Tuesday, November 1, 2011

Program Helps Internationally Trained Physicians Become RNs

Many foreign-trained medical doctors, who find it too difficult or expensive to obtain their physician’s license in the United States, opt to train as registered nurses instead.

Many physicians who come to the U.S. find it too expensive and the process too lengthy to obtain their licensing, and they are forced to take a job unrelated to health care in order to make ends meet. A new federally-funded program in California is working to change that, by offering these medical professionals a chance to stay in their chosen field.

Physicians and other internationally trained health care workers living in California can take advantage of a variety of options that will allow them to practice medicine in the United States through the Welcome Back Center. Since 2004, the Center has helped foreign-trained health care professionals with the education and licensing requirements needed to practice in America.

The Welcome Back Center works in conjunction with community colleges and state universities throughout California, assisting doctors, nurses, dentists and allied health care professionals with their transfer to the U.S. field of medicine. Since physicians have to go through the most difficult process to obtain their license, the center offers a special alternative program for international doctors to become nurses.

Laura Ann Fernea, MA, MPH, educational case manager for the Welcome Back Center, explained that foreign-trained doctors can use their extensive experience to become licensed as a nurse here in much less time then it would take for them to get re-licensed as a doctor.

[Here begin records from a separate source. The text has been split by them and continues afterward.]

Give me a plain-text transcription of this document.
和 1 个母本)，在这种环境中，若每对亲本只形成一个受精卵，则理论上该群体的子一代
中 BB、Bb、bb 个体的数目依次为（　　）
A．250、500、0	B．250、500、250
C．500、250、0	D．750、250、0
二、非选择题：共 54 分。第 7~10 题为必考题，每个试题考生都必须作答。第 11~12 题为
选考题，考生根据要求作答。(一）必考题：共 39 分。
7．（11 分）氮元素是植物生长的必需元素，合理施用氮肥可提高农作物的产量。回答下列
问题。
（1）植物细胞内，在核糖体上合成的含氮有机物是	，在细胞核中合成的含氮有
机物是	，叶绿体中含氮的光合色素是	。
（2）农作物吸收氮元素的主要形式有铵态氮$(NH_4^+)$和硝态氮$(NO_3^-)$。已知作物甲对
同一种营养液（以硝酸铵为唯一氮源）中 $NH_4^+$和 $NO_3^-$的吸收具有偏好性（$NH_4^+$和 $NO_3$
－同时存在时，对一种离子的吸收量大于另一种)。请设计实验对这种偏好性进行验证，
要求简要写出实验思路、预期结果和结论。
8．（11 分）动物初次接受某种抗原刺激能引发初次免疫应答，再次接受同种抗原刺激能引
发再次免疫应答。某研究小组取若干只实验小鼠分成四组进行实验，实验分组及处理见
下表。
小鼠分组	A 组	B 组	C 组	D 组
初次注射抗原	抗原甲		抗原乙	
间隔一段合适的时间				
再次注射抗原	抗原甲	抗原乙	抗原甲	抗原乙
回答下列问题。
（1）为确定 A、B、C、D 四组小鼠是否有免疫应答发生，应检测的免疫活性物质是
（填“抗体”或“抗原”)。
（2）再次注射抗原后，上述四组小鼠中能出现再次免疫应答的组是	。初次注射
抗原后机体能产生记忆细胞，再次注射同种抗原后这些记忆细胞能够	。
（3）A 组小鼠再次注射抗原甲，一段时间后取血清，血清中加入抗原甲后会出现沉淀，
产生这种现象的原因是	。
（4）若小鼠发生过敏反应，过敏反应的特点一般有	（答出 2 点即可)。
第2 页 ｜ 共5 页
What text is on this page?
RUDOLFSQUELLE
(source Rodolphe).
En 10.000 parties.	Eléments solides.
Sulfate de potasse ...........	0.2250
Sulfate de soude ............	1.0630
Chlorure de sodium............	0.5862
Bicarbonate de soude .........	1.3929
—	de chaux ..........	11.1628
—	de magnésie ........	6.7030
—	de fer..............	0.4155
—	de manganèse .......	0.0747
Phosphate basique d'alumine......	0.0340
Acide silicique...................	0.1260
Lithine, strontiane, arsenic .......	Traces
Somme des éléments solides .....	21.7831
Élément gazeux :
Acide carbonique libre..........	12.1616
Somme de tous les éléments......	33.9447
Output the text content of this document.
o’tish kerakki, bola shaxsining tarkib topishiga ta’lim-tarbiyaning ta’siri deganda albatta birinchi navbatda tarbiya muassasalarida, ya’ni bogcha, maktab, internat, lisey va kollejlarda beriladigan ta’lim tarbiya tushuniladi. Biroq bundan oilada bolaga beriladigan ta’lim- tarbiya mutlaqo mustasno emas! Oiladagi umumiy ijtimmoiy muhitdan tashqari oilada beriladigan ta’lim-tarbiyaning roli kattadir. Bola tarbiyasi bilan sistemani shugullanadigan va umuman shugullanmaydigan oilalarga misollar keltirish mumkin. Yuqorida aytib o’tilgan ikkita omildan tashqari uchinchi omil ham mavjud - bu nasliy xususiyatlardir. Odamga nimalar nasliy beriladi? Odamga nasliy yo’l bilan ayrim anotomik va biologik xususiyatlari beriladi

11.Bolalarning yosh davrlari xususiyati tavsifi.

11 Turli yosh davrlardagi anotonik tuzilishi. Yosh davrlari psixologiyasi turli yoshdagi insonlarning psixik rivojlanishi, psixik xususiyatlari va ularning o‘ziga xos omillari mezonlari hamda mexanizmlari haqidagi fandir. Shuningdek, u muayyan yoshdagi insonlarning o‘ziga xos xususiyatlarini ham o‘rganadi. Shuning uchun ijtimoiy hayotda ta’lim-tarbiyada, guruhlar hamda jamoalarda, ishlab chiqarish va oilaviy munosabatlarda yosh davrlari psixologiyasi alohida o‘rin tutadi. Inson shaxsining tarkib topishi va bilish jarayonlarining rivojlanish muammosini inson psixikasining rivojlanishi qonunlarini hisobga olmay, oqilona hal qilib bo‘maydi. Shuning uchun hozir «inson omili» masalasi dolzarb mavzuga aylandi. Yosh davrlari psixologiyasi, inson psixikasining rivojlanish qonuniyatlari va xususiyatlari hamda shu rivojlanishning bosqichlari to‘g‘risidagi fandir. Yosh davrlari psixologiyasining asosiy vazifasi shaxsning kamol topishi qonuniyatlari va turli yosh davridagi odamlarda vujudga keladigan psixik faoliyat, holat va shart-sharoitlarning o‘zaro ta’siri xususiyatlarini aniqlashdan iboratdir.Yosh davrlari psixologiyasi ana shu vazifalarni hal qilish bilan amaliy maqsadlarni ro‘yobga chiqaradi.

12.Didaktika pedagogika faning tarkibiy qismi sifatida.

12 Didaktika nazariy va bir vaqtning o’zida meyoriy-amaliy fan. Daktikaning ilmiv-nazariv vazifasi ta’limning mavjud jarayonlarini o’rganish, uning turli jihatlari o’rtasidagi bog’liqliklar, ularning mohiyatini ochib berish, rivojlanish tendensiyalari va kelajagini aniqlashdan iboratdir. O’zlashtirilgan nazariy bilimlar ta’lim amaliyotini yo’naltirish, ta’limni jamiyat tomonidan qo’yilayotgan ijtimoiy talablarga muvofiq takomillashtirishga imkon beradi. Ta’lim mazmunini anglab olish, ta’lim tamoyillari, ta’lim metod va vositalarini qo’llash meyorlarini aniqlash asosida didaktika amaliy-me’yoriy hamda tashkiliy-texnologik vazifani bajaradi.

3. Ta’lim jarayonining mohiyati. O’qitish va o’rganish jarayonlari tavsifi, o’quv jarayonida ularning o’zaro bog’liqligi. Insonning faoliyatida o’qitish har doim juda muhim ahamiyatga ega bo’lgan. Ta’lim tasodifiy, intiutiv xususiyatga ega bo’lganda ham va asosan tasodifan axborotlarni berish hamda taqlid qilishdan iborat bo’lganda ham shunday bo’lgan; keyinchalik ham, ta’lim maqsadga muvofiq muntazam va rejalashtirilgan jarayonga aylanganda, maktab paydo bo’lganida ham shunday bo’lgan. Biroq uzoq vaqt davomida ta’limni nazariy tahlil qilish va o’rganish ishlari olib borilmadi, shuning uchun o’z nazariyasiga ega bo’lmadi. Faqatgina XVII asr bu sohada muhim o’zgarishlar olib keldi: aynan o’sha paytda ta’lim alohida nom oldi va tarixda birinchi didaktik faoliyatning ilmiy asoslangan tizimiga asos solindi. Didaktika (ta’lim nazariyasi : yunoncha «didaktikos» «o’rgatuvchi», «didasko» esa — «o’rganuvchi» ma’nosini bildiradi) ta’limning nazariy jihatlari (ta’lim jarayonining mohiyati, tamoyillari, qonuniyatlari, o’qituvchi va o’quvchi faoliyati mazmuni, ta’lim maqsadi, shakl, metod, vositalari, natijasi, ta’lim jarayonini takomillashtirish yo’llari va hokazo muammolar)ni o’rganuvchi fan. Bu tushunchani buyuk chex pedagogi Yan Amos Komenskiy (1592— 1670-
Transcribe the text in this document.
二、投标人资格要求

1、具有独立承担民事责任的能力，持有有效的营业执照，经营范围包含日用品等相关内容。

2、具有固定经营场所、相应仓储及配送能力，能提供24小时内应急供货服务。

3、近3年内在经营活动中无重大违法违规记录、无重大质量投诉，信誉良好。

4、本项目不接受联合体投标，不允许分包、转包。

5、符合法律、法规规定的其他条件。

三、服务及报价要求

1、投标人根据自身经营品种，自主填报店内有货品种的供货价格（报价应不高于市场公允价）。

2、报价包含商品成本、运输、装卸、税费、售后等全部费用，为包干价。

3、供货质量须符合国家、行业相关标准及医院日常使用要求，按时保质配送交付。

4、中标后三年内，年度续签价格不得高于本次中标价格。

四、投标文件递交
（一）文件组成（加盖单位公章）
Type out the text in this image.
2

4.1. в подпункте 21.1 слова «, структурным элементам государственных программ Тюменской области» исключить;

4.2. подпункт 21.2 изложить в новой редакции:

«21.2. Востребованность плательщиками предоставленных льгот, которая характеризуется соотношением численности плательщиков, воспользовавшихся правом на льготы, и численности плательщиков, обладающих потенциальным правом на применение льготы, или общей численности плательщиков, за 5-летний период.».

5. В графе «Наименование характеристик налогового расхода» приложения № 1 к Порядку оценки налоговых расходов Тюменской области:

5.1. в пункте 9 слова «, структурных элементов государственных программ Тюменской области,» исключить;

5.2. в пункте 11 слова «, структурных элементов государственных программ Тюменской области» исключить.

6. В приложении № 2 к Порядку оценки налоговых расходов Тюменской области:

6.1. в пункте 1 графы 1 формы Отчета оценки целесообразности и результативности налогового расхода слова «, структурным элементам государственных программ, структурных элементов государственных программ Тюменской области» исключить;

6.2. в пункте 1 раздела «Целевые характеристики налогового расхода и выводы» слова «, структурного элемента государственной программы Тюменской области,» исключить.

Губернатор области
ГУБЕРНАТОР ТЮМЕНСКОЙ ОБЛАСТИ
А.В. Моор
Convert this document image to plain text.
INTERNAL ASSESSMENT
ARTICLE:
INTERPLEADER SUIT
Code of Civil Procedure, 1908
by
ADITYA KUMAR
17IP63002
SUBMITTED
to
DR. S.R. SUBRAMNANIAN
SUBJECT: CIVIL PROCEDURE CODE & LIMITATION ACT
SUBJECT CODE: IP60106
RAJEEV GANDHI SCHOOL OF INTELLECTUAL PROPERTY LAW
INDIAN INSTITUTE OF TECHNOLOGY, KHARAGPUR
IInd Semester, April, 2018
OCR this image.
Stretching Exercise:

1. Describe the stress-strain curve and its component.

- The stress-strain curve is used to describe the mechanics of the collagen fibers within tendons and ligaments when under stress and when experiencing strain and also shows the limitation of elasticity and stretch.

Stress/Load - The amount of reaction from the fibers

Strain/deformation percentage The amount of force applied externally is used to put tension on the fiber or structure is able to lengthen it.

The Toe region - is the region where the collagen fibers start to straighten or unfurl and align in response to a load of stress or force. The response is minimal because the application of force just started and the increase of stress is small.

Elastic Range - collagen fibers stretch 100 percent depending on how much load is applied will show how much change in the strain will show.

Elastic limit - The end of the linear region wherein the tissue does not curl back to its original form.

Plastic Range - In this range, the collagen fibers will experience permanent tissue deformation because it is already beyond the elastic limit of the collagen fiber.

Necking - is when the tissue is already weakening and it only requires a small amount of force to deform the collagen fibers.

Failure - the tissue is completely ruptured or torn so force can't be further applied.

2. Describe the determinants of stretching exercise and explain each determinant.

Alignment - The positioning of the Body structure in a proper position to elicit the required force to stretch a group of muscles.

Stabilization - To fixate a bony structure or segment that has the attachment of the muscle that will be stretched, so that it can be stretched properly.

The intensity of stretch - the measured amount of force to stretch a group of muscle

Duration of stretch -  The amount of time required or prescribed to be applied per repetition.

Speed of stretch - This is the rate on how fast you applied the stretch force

“We assist internationally trained health care professionals to become licensed and available to work in the U.S. either in their own profession or a different one,” she explained. “We can help a doctor get licensed in an alternate profession, such as a nurse, using their previous educational experience in our doctors to-nurses program.”

The Welcome Back Center has a database of over 2,500 foreign health care professionals working in the state, and the doctors-to-nurses program has already graduated 100 students. The program is currently training their fourth class of foreign physicians to become nurses, with 31 students enrolled in the 14-month program.

There is an extensive interview and enrollment process for interested health care professionals, and Fernea estimates it takes the average student 12 to 18 months to get into the program.

Once enrolled, the doctors must complete a series of classes and requirements, including English proficiency tests, an introduction to the U.S. health care system and computer classes. These requirements are in addition to any other general education and nursing classes, Fernea said.

Before beginning the program, students must also provide all necessary transcripts, résumés and professional licensing tests they have taken to determine what educational course they need to take in order to become licensed. Once enrolled, they receive the full support of the staff including counseling, educational intervention, support groups and workshops.

The program also provides the graduates with the opportunity to secure a job while they are attending the course. They can rest assured that a job will be waiting for them upon completing their course and licensing requirements.

“During the coursework, they sign a contract with a hospital sponsor and then will work at that hospital once they are a licensed nurse,” Fernea said.

Utilizing the valuable skills of these un-tapped doctors is especially important during a time when the country faces a serious nursing shortage. The Welcome Back Center allows these doctors the opportunity to put their extensive knowledge and experience back to work again.

“We were able to get funding through the federal government for this program because of the shortage of nurses,” Fernea said. “We’re helping to provide more nurses to the community.”

Valentina Ruvalcaba, RN, and a licensed physician in Mexico, completed the doctor-to-nurse program last year. She heard about the Welcome Back Center from a friend, and couldn’t be happier with her decision to enroll in the program.

“The program is really good. You go for 14 months and then you are done; it’s a great program,” Ruvalcaba said.

As for making the transition from a doctor in one country to a nurse in the other, she said there was no difference for her.

“I didn’t mind at all,” she said. “As long as I am in the medical field, I am happy.”